= Pasma =

Filipino folk illness

Pasma (from Spanish pasmar) refers to a folk illness in Filipino culture that is said to be brought about by too much exposure to coldness and water. Water is believed to facilitate the unhealthy coldness that enters the body in the Filipino culture. There are distinct signs, symptoms, perceived causes and treatments which are recognized in the folk medicine of the Philippines, but these are not described in medical textbooks, discussed in medical schools, or generally recognized by contemporary medical science. However, these symptoms have been perceived and testified as verifiable by Filipinos who have experienced sickness after a long hard day of work and abruptly taking a cold shower.

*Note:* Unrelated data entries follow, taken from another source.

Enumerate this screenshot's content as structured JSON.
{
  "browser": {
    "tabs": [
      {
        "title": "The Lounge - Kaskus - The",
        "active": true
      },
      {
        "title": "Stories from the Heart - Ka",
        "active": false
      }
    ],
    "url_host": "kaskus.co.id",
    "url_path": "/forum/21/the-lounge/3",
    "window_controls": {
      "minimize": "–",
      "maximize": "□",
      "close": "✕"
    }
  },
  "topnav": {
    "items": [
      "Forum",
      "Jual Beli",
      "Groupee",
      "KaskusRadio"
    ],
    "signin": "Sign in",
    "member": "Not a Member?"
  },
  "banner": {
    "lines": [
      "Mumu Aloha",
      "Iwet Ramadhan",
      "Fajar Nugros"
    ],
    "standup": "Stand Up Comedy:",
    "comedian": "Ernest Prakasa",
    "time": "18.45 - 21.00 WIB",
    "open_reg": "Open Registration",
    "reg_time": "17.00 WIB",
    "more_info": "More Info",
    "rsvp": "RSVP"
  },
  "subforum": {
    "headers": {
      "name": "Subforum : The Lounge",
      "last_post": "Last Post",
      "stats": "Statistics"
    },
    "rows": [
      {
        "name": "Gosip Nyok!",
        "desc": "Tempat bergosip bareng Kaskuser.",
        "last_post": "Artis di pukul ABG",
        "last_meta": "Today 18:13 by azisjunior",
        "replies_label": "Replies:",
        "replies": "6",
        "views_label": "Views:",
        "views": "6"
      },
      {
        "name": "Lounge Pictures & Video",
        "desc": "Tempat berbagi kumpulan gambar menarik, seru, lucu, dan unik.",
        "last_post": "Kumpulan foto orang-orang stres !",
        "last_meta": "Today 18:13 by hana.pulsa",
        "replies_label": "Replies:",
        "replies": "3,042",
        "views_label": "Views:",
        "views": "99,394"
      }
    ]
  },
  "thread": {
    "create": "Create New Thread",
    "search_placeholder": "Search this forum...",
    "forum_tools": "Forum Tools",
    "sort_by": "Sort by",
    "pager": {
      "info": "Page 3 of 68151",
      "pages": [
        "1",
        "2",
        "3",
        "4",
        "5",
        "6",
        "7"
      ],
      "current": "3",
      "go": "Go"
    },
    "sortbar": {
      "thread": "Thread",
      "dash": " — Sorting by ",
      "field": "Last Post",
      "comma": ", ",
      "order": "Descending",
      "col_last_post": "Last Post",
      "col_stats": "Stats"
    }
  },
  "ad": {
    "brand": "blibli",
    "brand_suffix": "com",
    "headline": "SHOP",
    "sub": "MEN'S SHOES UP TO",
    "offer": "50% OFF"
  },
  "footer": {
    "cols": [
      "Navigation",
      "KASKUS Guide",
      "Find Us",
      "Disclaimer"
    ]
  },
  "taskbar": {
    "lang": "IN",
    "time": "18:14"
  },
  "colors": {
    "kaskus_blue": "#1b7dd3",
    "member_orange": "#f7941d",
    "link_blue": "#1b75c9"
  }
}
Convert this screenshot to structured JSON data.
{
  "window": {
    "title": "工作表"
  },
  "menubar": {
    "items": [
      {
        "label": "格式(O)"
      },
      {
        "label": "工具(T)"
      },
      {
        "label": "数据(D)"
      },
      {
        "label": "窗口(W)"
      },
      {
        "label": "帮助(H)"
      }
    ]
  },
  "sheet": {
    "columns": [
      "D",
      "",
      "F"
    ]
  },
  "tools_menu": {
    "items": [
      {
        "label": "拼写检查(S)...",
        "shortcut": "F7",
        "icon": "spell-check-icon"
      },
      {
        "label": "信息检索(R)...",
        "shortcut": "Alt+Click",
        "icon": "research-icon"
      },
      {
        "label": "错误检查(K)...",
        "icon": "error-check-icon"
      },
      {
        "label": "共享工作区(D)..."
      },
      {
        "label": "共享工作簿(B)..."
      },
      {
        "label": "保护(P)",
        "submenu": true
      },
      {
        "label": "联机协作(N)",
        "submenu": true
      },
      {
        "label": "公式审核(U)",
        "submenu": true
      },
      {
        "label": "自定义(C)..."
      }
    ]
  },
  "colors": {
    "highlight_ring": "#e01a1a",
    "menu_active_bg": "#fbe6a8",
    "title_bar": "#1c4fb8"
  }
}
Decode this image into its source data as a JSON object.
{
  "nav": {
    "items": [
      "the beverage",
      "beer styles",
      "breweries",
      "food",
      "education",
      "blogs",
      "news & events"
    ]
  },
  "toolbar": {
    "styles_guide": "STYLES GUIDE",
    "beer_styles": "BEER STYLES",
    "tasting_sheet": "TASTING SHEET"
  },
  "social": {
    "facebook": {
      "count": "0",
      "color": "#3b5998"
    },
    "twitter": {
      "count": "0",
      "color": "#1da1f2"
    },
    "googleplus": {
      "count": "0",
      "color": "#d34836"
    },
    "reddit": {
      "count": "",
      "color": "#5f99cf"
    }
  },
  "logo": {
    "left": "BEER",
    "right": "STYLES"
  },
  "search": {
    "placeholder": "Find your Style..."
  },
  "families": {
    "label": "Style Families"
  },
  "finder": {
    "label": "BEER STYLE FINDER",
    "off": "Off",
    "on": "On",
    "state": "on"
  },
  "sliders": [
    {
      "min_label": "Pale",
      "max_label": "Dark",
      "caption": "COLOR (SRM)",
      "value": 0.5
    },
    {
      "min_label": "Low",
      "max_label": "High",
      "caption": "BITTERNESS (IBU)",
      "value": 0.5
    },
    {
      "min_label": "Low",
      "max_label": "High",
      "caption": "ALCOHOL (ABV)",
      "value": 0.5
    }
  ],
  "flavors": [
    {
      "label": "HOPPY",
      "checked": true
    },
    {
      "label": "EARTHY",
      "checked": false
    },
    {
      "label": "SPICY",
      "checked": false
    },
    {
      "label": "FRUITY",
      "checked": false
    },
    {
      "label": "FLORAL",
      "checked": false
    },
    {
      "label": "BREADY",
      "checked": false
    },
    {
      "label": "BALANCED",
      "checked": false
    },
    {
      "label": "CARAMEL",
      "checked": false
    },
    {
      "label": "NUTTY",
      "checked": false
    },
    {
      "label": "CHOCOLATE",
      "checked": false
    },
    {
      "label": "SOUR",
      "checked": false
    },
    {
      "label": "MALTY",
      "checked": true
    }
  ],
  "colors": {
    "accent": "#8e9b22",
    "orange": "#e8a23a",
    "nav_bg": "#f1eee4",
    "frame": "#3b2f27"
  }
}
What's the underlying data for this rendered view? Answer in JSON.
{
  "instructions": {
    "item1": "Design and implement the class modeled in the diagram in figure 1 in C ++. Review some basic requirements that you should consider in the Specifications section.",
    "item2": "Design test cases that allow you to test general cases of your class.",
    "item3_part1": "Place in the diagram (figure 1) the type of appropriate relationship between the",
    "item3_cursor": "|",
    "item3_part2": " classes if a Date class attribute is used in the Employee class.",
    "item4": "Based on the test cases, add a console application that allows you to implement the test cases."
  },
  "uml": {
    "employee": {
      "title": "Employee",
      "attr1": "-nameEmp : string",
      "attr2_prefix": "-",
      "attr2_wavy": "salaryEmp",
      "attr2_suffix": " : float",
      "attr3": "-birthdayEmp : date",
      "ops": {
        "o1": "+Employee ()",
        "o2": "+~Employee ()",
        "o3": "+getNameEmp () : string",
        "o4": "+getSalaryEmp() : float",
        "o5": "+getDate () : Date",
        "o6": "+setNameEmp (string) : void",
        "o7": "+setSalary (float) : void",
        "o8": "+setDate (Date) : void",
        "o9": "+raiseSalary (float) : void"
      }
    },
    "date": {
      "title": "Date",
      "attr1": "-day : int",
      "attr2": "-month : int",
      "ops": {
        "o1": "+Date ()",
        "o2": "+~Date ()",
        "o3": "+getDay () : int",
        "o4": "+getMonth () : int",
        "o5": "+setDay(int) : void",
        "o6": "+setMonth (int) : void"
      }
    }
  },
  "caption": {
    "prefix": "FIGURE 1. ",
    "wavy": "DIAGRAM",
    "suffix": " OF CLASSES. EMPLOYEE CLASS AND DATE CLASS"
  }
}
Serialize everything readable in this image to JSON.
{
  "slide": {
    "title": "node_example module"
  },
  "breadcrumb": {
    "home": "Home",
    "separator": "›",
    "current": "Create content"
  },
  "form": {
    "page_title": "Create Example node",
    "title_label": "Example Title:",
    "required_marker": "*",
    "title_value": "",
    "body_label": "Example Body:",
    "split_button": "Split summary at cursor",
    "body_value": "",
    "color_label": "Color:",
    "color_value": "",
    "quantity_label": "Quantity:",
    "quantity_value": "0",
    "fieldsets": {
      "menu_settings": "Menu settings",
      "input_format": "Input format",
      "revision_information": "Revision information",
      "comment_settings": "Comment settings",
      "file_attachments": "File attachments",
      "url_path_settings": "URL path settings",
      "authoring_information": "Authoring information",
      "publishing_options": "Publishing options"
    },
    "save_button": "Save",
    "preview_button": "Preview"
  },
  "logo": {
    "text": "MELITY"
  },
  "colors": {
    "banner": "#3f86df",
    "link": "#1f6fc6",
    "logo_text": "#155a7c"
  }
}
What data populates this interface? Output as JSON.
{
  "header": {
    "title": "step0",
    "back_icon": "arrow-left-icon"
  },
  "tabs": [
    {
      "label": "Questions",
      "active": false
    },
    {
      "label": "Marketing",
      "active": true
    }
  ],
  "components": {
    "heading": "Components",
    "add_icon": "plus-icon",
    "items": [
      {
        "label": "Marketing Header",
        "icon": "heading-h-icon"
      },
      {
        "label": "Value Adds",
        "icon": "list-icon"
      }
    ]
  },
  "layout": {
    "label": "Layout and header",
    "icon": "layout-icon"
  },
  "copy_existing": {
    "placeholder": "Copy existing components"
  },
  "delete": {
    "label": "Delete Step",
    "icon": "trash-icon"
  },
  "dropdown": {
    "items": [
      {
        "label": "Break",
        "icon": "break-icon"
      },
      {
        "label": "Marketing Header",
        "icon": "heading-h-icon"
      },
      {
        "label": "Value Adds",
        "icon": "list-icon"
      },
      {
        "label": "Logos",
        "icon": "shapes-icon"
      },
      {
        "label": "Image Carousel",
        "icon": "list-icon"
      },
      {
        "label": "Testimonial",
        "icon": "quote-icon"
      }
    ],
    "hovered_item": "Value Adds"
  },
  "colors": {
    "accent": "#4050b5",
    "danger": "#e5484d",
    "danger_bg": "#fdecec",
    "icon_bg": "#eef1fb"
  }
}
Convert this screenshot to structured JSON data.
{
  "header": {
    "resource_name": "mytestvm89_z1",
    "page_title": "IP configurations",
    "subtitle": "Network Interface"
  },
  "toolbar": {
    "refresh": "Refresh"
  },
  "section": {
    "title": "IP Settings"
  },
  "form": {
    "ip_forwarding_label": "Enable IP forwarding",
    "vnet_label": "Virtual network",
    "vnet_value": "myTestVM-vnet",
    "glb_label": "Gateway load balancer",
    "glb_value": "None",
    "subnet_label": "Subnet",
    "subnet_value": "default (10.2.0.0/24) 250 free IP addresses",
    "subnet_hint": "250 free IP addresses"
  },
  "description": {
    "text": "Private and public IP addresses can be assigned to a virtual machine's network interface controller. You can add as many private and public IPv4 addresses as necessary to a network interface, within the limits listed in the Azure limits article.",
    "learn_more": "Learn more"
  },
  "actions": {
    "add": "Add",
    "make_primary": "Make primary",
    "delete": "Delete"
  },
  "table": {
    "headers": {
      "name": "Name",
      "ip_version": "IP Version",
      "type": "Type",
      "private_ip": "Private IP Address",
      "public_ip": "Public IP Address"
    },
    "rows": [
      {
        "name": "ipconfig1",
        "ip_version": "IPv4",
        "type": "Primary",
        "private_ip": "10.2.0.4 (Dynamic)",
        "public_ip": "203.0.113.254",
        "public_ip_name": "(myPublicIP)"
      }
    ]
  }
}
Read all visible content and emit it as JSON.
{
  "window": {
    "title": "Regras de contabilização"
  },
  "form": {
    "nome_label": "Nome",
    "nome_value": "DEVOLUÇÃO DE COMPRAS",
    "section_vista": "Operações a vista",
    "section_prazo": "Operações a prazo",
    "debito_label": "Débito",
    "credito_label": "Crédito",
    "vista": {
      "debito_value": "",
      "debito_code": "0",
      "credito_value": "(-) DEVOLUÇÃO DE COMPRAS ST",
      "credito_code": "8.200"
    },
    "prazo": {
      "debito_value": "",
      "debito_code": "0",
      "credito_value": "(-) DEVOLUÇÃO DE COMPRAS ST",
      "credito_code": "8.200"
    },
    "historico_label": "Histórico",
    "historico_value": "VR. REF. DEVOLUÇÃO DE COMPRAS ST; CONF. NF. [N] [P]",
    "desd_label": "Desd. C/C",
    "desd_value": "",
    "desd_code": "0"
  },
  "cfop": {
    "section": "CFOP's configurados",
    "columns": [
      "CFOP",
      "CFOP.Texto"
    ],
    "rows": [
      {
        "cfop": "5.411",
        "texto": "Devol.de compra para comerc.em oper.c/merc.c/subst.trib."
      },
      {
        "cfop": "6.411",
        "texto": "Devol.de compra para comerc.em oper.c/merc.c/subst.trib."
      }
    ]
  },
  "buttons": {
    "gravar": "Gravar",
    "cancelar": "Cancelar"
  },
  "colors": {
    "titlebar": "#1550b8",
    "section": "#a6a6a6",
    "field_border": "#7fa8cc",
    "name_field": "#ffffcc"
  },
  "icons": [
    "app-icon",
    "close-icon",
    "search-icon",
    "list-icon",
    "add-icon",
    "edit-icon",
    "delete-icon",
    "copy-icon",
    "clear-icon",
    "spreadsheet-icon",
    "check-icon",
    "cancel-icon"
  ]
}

University of the Philippines anthropologist Michael Tan states:
I've been lecturing in several medical schools for several years now and I keep urging health professionals to be more inquisitive about these illnesses because even if these are not recognized by mainstream medicine, the ailments are very real as far as people are concerned, causing suffering and may even be cited as the cause of death, as in the case of "bangungot."

Alongside numerous diseases recognized by Filipino folk medicine, pasma is attributed to an interaction of "init" (heat) and "lamig" (cold). Under certain conditions, the body's muscles (kalamnan) are said to be "hot" and should not be too quickly brought into contact with "cold", in this case usually meaning cold water or air conditioners.

==Symptoms and causes==
The most common symptoms of pasma are hand tremors, sweaty palms, numbness and pains. "Pasma" is thus very different from the Spanish term espasmo, which means "spasm".

Aside from the cause of "init" and "lamig", which is a traditional concept sufficiently intact in the contemporary Philippine psyche to be accepted, alone as a cause for pasma, some association has been noted with diseases already recognized by contemporary medicine. For example, symptoms of pasma are comparable to those found in people with diabetes mellitus and thyroid dysfunction. It has also been suggested that the symptoms are often neurological in nature and may be associated to some kind of nervous dysfunction. There are several traditional practices and beliefs that people follow as ways to help prevent or avoid experiencing pasma. These include avoiding tiring, repetitive movements of the upper extremities, showering and bathing in the morning, and not washing clothes after ironing. Folkloric treatments for Pasma include massages using ginger, coconut oil, alcohol, garlic, and camphor oil. Soaking in tepid salted water or rice water is believed to cure Pasma, as well as Pasmang-bituka, a daily salted decoction of solasi (Holy basil).